OK - adverts are placed by Premium Members & response has to be by PM or to contact details given in the adverts - so there won't be 'activity' inasmauch as no-one will reply to the adverts - they are just that, adverts

they are there for as long as the Premium member pays the monthly fee, & then they are removed


the discussion forums are free though - & certainly have a lot of activity !!


----------



## Isla Verde (Oct 19, 2011)

Corri said:


> Why so little action here? And absolutely no responses?
> 
> Or, am I in the wrong place?:crazy:


Corri, are you asking these questions because you're thinking of becoming a Premium Member and wonder if it's a worthwhile thing to do?


----------



## Corri (Nov 2, 2013)

Isla Verde said:


> Corri, are you asking these questions because you're thinking of becoming a Premium Member and wonder if it's a worthwhile thing to do?
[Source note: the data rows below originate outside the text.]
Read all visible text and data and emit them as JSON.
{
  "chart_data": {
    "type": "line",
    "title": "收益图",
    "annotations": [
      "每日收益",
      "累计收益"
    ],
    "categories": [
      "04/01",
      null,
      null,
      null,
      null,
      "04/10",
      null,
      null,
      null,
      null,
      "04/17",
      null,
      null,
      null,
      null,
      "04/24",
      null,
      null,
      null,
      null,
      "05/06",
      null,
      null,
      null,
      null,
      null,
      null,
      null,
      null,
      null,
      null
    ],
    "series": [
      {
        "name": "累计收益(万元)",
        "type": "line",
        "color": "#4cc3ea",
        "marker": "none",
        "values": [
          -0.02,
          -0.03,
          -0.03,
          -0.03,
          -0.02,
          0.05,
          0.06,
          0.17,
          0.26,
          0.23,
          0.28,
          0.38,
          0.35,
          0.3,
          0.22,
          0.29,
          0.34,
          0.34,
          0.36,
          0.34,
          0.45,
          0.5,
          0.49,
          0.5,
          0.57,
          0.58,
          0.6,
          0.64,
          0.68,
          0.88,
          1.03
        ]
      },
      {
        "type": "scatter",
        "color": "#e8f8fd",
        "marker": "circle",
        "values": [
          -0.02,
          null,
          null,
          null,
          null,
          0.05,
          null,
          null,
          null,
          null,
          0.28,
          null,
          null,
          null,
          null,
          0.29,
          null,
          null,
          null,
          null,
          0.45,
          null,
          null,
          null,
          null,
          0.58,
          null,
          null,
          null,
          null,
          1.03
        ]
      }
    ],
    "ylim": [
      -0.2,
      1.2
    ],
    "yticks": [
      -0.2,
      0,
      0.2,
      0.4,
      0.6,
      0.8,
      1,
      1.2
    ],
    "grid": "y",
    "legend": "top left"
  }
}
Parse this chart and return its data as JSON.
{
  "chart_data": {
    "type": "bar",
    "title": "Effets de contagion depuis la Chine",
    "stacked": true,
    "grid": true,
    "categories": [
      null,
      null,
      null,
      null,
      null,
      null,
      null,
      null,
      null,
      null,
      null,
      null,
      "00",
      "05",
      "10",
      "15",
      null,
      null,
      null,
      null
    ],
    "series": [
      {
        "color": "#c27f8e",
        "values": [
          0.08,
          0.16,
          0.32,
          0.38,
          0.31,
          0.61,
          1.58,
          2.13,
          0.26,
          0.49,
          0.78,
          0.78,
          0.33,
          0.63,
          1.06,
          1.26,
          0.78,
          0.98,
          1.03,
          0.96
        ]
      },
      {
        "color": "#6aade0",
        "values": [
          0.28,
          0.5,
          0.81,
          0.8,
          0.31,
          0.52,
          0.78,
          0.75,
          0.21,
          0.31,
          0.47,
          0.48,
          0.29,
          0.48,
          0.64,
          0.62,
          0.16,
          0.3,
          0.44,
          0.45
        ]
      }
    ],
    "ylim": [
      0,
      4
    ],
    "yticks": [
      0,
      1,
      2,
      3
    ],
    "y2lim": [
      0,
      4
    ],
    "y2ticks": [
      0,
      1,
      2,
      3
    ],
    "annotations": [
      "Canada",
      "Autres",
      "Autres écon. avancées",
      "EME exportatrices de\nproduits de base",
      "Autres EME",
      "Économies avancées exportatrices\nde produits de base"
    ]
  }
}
Yes, I was looking for the potential return on that format, however, as was explained the responses are all private, I didn´t see an example of the activity other than no responses and posts that were quite old. Thanks for the clarification.


----------



## xabiaxica (Jun 23, 2009)

Corri said:


> Yes, I was looking for the potential return on that format, however, as was explained the responses are all private, I didn´t see an example of the activity other than no responses and posts that were quite old. Thanks for the clarification.


if you look at the page Mexico Classifieds - Expat Forum For People Moving Overseas And Living Abroad you can see how many views an advert has had


----------